Painting by Ford Madox Brown

Manfred on the Jungfrau is an 1842 oil-on-canvas painting by the British artist Ford Madox Brown. It is inspired by Act I Scene II of Lord Byron's dramatic poem Manfred, probably most particularly the following:

... And you, ye crags upon whose extreme edge

I stand, and on the torrent's brink beneath

Behold the tall pines dwindled as to shrubs

In dizziness of distance, when a leap,

A stir, a motion, even a breath, would bring

My breast upon its rocky bosom's bed

To rest for ever – wherefore do I pause?

... Thou winged and cloud-cleaving minister,

Whose happy flight is highest into heaven,

Well may'st thou swoop so near me ...

... How beautiful is all this visible world!

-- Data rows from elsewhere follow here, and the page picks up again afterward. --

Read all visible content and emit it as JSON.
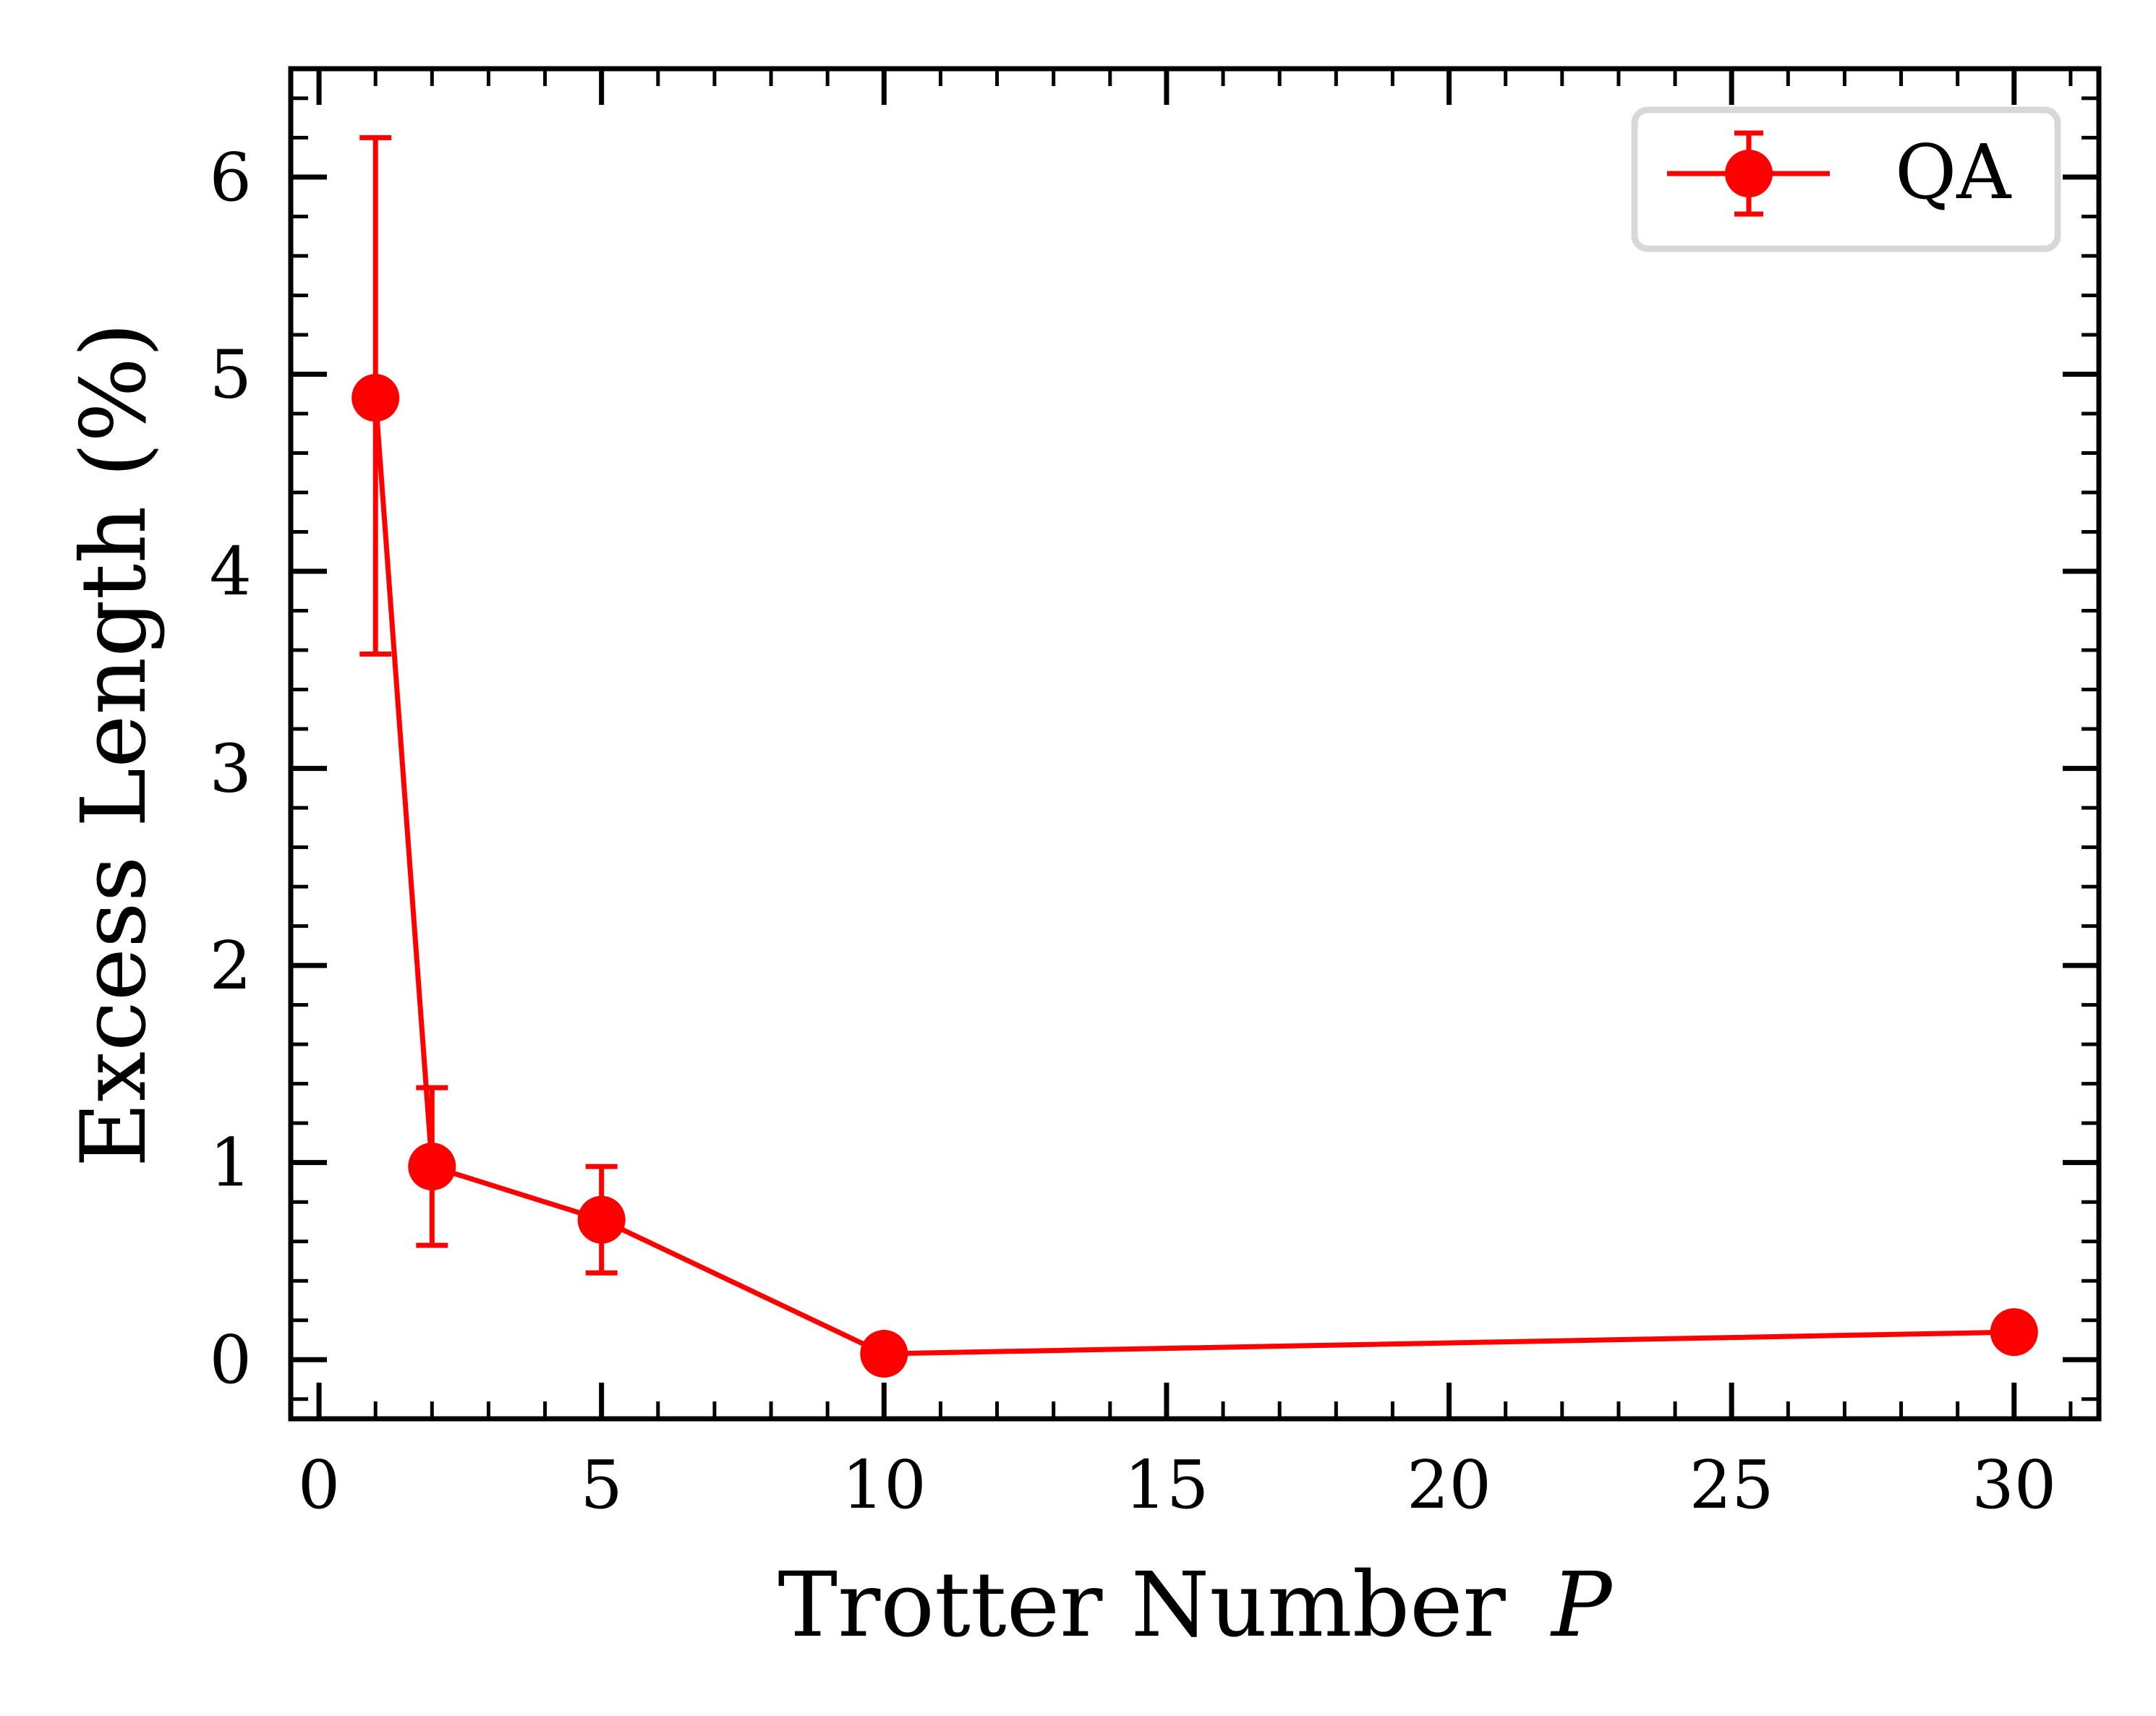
{
  "chart_data": {
    "type": "line",
    "xlabel": "Trotter Number",
    "xlabel_symbol": "P",
    "ylabel": "Excess Length (%)",
    "xlim": [
      -0.5,
      31.5
    ],
    "ylim": [
      -0.3,
      6.55
    ],
    "x_ticks": [
      0,
      5,
      10,
      15,
      20,
      25,
      30
    ],
    "y_ticks": [
      0,
      1,
      2,
      3,
      4,
      5,
      6
    ],
    "x_minor_step": 1,
    "y_minor_step": 0.2,
    "grid": false,
    "legend_position": "top-right",
    "series": [
      {
        "name": "QA",
        "color": "#ff0000",
        "marker": "circle",
        "x": [
          1,
          2,
          5,
          10,
          30
        ],
        "y": [
          4.88,
          0.98,
          0.71,
          0.03,
          0.14
        ],
        "yerr_lower": [
          3.58,
          0.58,
          0.44,
          null,
          null
        ],
        "yerr_upper": [
          6.2,
          1.38,
          0.98,
          null,
          null
        ]
      }
    ]
  }
}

How glorious in its action and itself!

The painting depicts the central character of the poem, Manfred, who is a noble and wealthy aristocrat, about to toss himself from the heights of the Jungfrau mountain. Manfred is, however, saved from death by a chamois hunter who happens upon him, and who is seen approaching in the background of the painting, clad in fur.
The detail seen on Manfred's face shows his deep psychological agony, and the reason for his desire for suicide.

In 1837, John Martin painted an artwork of the same name. Martin's version was a watercolour, and focused more on the Jungfrau mountain than on the detail of Manfred and the hunter.